For spooling, information output and configuration changes we also need attribute names. These names are at the moment hardcoded in the spooling, output and parsing functions.

It would be better, to extend the existing NAMEDEF macros to create struct objects containing both the internal attribute name and an attribute name to be used for the other purposes.

Functions

create_spooling_context

free_spooling_context



spool_prepare

spool_commit



spool_object

spool_attribute



Installation issues

First step:

Provide an install_monitoring script to setup the event client and its spooling configuration.

Second step:

In qmaster install, decide which spooling type to use, with type specific further actions (for SQL database, query user for parameters and test the database).


Implementation proposal

The implementation can be done in separate steps that can each face thorough testing.
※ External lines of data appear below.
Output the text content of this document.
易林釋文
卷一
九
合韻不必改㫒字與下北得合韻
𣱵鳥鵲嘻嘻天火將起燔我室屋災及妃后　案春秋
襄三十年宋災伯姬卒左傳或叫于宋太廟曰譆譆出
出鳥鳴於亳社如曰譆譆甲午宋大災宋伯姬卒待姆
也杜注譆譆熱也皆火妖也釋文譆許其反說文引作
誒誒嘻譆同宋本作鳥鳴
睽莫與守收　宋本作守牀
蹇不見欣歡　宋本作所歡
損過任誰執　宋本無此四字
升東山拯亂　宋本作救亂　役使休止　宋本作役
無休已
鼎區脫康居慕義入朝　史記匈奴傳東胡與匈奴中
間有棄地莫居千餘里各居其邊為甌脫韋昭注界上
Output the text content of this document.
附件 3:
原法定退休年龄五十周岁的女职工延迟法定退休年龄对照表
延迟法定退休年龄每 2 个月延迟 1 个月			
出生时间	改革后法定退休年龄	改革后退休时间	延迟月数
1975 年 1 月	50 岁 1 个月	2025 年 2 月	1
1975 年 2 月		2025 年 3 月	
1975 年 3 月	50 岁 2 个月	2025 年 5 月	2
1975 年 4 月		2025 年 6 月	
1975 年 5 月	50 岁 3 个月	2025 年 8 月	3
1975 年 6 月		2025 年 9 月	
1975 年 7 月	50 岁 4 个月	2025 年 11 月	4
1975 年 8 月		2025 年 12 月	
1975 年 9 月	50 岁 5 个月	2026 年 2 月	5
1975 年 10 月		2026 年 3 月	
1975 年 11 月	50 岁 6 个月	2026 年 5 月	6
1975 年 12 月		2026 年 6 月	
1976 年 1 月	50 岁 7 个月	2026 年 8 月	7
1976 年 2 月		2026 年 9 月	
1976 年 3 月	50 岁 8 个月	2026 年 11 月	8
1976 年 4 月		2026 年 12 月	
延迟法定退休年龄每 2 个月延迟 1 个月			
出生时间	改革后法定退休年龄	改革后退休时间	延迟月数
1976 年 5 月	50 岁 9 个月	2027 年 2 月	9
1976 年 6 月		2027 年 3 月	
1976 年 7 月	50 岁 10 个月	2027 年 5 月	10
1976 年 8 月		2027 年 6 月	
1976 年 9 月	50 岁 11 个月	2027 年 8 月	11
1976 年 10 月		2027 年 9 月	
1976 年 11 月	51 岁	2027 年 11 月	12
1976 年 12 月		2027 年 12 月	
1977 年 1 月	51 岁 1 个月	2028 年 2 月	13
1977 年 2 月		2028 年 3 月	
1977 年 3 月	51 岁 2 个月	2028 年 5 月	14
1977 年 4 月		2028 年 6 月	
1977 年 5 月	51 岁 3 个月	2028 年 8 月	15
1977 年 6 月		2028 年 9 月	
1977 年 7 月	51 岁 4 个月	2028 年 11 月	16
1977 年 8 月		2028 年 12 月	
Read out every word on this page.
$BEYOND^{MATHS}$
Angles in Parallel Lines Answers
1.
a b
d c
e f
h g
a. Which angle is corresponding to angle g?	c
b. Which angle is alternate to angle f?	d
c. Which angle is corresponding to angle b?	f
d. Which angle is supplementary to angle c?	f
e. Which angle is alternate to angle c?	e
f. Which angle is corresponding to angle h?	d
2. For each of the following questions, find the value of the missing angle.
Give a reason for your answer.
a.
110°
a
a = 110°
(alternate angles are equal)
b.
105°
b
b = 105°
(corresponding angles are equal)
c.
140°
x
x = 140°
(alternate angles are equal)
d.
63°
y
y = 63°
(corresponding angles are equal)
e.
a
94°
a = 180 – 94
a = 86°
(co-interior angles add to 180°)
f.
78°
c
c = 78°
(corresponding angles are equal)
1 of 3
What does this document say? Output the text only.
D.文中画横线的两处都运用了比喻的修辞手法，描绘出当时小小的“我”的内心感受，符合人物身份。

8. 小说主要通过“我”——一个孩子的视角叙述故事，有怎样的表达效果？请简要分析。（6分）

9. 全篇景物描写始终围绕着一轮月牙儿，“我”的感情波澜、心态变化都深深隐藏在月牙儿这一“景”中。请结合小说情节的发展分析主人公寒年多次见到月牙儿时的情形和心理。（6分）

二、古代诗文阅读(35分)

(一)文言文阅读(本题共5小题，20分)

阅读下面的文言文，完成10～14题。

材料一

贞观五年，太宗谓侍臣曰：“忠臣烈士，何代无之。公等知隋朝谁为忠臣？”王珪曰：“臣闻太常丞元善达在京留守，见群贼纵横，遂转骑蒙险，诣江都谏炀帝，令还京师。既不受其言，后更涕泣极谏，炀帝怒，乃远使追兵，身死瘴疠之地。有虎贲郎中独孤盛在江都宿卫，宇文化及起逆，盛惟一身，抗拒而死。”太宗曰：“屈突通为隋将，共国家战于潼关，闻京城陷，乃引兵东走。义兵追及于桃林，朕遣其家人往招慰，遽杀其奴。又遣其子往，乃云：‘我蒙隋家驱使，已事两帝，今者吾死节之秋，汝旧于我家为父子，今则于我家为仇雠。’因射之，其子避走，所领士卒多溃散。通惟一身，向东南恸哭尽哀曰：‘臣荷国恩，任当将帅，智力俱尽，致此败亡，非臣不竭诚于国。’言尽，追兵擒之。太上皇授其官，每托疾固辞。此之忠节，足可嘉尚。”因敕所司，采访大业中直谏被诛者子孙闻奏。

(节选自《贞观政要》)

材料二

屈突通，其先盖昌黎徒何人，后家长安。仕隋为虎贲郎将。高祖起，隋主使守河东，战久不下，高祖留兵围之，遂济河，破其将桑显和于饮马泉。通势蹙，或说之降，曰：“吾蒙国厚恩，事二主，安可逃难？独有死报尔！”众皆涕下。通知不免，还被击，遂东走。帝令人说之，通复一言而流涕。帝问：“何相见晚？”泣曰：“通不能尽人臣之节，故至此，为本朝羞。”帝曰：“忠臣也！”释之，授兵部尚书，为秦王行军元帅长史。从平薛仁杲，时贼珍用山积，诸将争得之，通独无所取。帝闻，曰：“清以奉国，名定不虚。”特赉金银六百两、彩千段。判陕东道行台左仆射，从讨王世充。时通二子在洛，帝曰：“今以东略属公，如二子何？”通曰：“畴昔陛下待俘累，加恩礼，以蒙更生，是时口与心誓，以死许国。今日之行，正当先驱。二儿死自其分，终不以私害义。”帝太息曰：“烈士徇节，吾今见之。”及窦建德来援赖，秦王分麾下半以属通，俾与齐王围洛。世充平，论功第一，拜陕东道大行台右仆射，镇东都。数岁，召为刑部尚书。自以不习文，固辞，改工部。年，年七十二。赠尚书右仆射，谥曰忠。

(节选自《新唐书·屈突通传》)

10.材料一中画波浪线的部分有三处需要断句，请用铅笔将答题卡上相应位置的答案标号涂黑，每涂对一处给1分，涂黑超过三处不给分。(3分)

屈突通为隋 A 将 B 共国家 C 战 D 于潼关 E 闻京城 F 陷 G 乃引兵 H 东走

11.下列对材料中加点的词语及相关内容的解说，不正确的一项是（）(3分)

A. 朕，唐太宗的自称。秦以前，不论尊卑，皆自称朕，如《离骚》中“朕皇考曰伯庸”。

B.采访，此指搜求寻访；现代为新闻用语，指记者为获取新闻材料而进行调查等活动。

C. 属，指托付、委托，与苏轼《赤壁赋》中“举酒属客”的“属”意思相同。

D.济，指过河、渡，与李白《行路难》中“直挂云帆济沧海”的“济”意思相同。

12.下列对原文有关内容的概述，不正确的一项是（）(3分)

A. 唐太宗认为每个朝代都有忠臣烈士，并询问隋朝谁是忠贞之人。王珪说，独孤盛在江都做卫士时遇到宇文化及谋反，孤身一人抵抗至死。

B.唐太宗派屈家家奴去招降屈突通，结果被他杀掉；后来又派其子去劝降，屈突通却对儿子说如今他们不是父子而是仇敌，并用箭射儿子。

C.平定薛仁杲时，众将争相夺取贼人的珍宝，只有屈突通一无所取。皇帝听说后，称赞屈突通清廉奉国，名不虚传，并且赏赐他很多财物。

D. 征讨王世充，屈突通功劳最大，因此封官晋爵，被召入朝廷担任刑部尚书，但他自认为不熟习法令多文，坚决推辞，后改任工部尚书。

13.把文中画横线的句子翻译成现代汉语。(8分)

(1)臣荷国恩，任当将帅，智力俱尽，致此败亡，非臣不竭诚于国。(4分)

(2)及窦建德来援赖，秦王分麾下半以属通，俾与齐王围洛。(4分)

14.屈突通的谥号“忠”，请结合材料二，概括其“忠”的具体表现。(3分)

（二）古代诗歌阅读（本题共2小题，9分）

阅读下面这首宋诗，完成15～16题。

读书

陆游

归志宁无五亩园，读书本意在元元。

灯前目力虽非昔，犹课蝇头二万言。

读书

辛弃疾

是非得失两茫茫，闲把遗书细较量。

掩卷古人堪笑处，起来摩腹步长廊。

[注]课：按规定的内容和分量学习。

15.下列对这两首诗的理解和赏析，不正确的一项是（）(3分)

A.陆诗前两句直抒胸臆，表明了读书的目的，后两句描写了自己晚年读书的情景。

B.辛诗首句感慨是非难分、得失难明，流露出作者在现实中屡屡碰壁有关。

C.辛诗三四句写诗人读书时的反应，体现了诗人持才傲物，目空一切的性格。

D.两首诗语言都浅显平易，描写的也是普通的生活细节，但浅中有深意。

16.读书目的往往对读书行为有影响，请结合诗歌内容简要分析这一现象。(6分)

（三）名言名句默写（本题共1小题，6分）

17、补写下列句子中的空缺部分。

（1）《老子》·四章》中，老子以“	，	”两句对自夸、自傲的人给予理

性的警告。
Time estimations are netto times and include documentation and testing.

task

est. time [weeks]

implement the suggested cull object definition changes

2

implement tracking of attribute changes

2

implement file based spooling. Restrict to the following text file formats:

  • one record per file, name/value pairs per line

  • fixed delimiters for objects and attribute values

  • XML

3

make a compile time switch that will make the new spooling functions used by qmaster for some selected object types. Only for test purposes.

1

implement database storage

8

create an event client that subscribes all events for all object types and spools them to a database

2

do extensive tests with qmaster using some of the new spooling functions to files and the event client attached, continue tests during the next phases.

2

Sum essential steps

20

make qmaster and execd use the new spooling framework (compile time option), test different spooling strategies

4

make new spooling framework the default, create means to configure spooling strategies during the installation process

2

create install_monitoring that will install the event client separately

1

create means to update the database structure, backup and purging of outdated information

2

build clients that use the database as source of information instead of qmaster (qhost, qstat, qacct)

2

change qconf and qalter to use the new spooling framework for reading information and for creating and processing the data to be configured.

2

Sum additional steps

13